Thursday, September 16, 2010

Fantasia Jacket - A Journey

Fantasia Fleur du Soleil
The Fantasia Jacket by Kayla Kennington is based on her award-winning garment Fantasia Fleur du Soleil. Kayla has made this garment in silk organza, drapey rayon, silky velvets, silks and lace.  It is extremely versatile while being very timeless in style.

Recently I decided to make the Fantasia Jacket in a silk/cotton jacquard print with a silk/cotton semi-sheer sateen for the godets. The pattern has different versions that you can make depending on the style you are going for.  There is a cross-over tied version or a straight front version which can be joined with buttons and loops, frogs or left open.  The "bustle option" includes a set of godets at the lower middle back of the jacket. There are triple layers of godets, but you can vary the look at using one or two layers.


Fantasia Jacket Diagram


 I have opted at this point to make the straight front without the bustle.  There are 21 pattern pieces to this version. And since I have decided to line the lapels, I will need to cut 42 pieces of fabric plus 4 more to interface the lapels.  With this many pieces to keep track of, I have carefully labelled each one on the wrong side with some painters' tape.

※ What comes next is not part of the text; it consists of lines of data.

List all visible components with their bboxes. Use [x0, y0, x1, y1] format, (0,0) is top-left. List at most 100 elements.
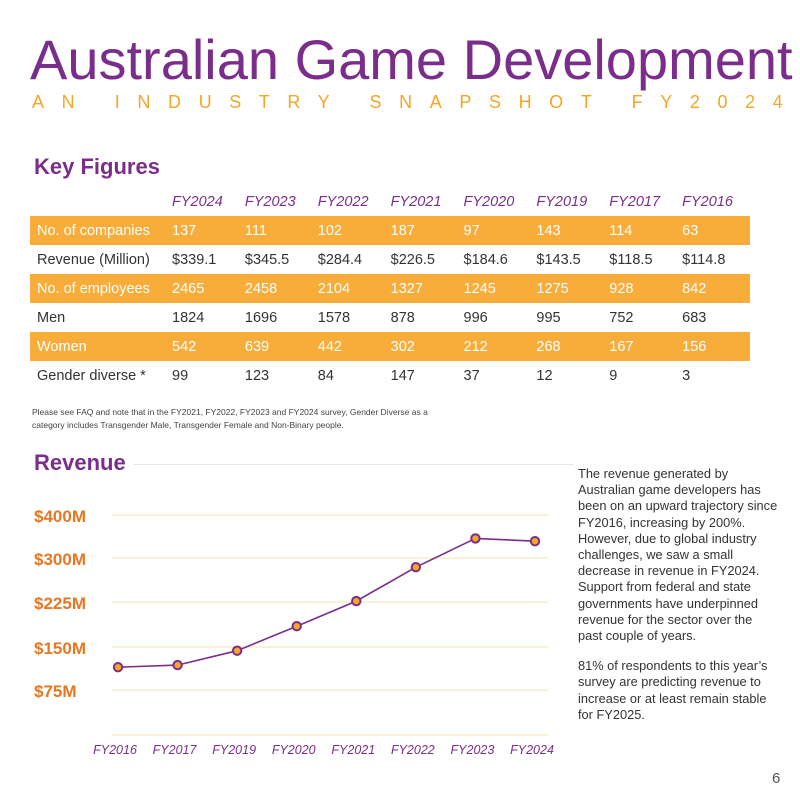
row-label: No. of employees	[30, 274, 167, 303]
table-cell: 12	[536, 367, 553, 384]
table-cell: 147	[390, 367, 415, 384]
column-header: FY2021	[390, 194, 442, 210]
table-cell: 63	[677, 216, 750, 245]
table-cell: 114	[604, 216, 678, 245]
table-cell: $284.4	[317, 251, 363, 268]
table-cell: 268	[531, 332, 605, 361]
key-figures-table: FY2024 FY2023 FY2022 FY2021 FY2020 FY201…	[30, 188, 750, 390]
table-cell: 752	[609, 309, 634, 326]
table-row: No. of companies 137 111 102 187 97 143 …	[30, 216, 750, 245]
row-label: No. of companies	[30, 216, 167, 245]
table-cell: 84	[317, 367, 334, 384]
table-header-row: FY2024 FY2023 FY2022 FY2021 FY2020 FY201…	[30, 188, 750, 216]
table-cell: 187	[385, 216, 459, 245]
x-tick-label: FY2017	[153, 743, 198, 757]
table-cell: 1824	[172, 309, 205, 326]
x-tick-label: FY2021	[331, 743, 375, 757]
page-subtitle: AN INDUSTRY SNAPSHOT FY2024	[32, 92, 800, 112]
revenue-series-line	[117, 537, 536, 668]
key-figures-heading: Key Figures	[34, 154, 160, 179]
commentary-paragraph: 81% of respondents to this year’s survey…	[578, 658, 768, 722]
table-cell: 123	[244, 367, 270, 384]
data-point	[291, 621, 302, 632]
x-tick-label: FY2019	[212, 743, 256, 757]
table-cell: 1578	[317, 309, 351, 326]
table-cell: $114.8	[682, 251, 726, 268]
table-cell: 143	[531, 216, 605, 245]
table-cell: 928	[604, 274, 678, 303]
table-cell: 102	[312, 216, 386, 245]
table-footnote: Please see FAQ and note that in the FY20…	[32, 407, 428, 430]
table-cell: 9	[609, 367, 618, 384]
table-cell: 2458	[239, 274, 313, 303]
page-number: 6	[772, 770, 781, 787]
table-cell: 302	[385, 332, 459, 361]
table-cell: 97	[458, 216, 532, 245]
table-cell: $339.1	[172, 251, 217, 268]
data-point	[231, 645, 243, 656]
column-header: FY2023	[244, 194, 296, 210]
y-tick-label: $150M	[34, 639, 86, 658]
data-point	[529, 536, 541, 547]
column-header: FY2020	[463, 194, 515, 210]
x-tick-label: FY2020	[272, 743, 316, 757]
table-cell: $118.5	[609, 251, 653, 268]
table-cell: 1245	[458, 274, 532, 303]
table-cell: 639	[239, 332, 313, 361]
y-tick-label: $400M	[34, 507, 86, 526]
commentary-paragraph: The revenue generated by Australian game…	[578, 466, 778, 644]
column-header: FY2024	[172, 194, 223, 210]
column-header: FY2019	[536, 194, 588, 210]
table-cell: $345.5	[244, 251, 290, 268]
y-tick-label: $225M	[34, 594, 86, 613]
x-tick-label: FY2016	[93, 743, 137, 757]
table-cell: $143.5	[536, 251, 581, 268]
column-header: FY2022	[317, 194, 369, 210]
table-cell: 442	[312, 332, 386, 361]
data-point	[351, 595, 362, 607]
x-tick-label: FY2022	[391, 743, 435, 757]
table-cell: 878	[390, 309, 415, 326]
x-tick-label: FY2024	[510, 743, 554, 757]
table-row: Men 1824 1696 1578 878 996 995 752 683	[30, 303, 750, 332]
column-header: FY2017	[609, 194, 661, 210]
y-tick-label: $300M	[34, 550, 86, 569]
data-point	[112, 662, 124, 673]
table-cell: 1275	[531, 274, 605, 303]
data-point	[410, 562, 422, 573]
table-cell: 542	[167, 332, 240, 361]
table-cell: 111	[239, 216, 313, 245]
table-cell: 137	[167, 216, 240, 245]
revenue-heading: Revenue	[34, 450, 126, 475]
table-row: No. of employees 2465 2458 2104 1327 124…	[30, 274, 750, 303]
table-cell: 1696	[244, 309, 278, 326]
row-label: Women	[30, 332, 167, 361]
data-point	[470, 533, 481, 544]
table-cell: 99	[172, 367, 189, 384]
table-row: Women 542 639 442 302 212 268 167 156	[30, 332, 750, 361]
table-cell: 37	[463, 367, 480, 384]
data-point	[172, 659, 183, 671]
table-cell: 995	[536, 309, 561, 326]
table-cell: 3	[682, 367, 691, 384]
page-title: Australian Game Development	[30, 28, 793, 91]
revenue-commentary: The revenue generated by Australian game…	[578, 466, 778, 737]
table-cell: $226.5	[390, 251, 435, 268]
table-cell: 683	[682, 309, 707, 326]
table-cell: 996	[463, 309, 488, 326]
row-label: Revenue (Million)	[37, 251, 150, 268]
row-label: Men	[37, 309, 66, 326]
table-cell: 2465	[167, 274, 240, 303]
x-tick-label: FY2023	[451, 743, 495, 757]
section-divider	[134, 464, 574, 465]
table-cell: 156	[677, 332, 750, 361]
table-cell: 1327	[385, 274, 459, 303]
table-cell: 2104	[312, 274, 386, 303]
table-cell: 167	[604, 332, 678, 361]
column-header: FY2016	[682, 194, 733, 210]
table-cell: $184.6	[463, 251, 508, 268]
table-row: Revenue (Million) $339.1 $345.5 $284.4 $…	[30, 245, 750, 274]
y-tick-label: $75M	[34, 682, 77, 701]
table-cell: 212	[458, 332, 532, 361]
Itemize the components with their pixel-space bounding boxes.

I will be using Kayla's signature seaming technique of rolled hem edge joined with a multi-stitch zigzag. When using this option, I like to sew a straight stitch with regular poly sewing thread at the 1/4" seamline.  This takes some time but I find it stabilizes the edge and gives me a guide for the rolled hem.  I fill two bobbins as this straight stitching uses a lot of thread. This step allows me to familiarize myself with the pattern pieces and gives me time to reflect on how they will all come together.

The pattern pieces are geometric and therefore not necessarily intuitive as to how they will go together. Also, when constructing the jacket, they are some guidelines to be followed.  For example, the rolled hem has a right side and therefore the rolled hem edge must be sewn with the right side of the fabric facing up. That might seem obvious but when the right and wrong sides of the fabric are similar, it's easy to make a mistake and rolled hem is almost impossible to remove. In addition, the pieces are joined in a specific sequence and it's not the traditional way to sew a jacket.

Today I am going to finish off the straight stitching to stabilize the edges and to interface the collar to give it more strength.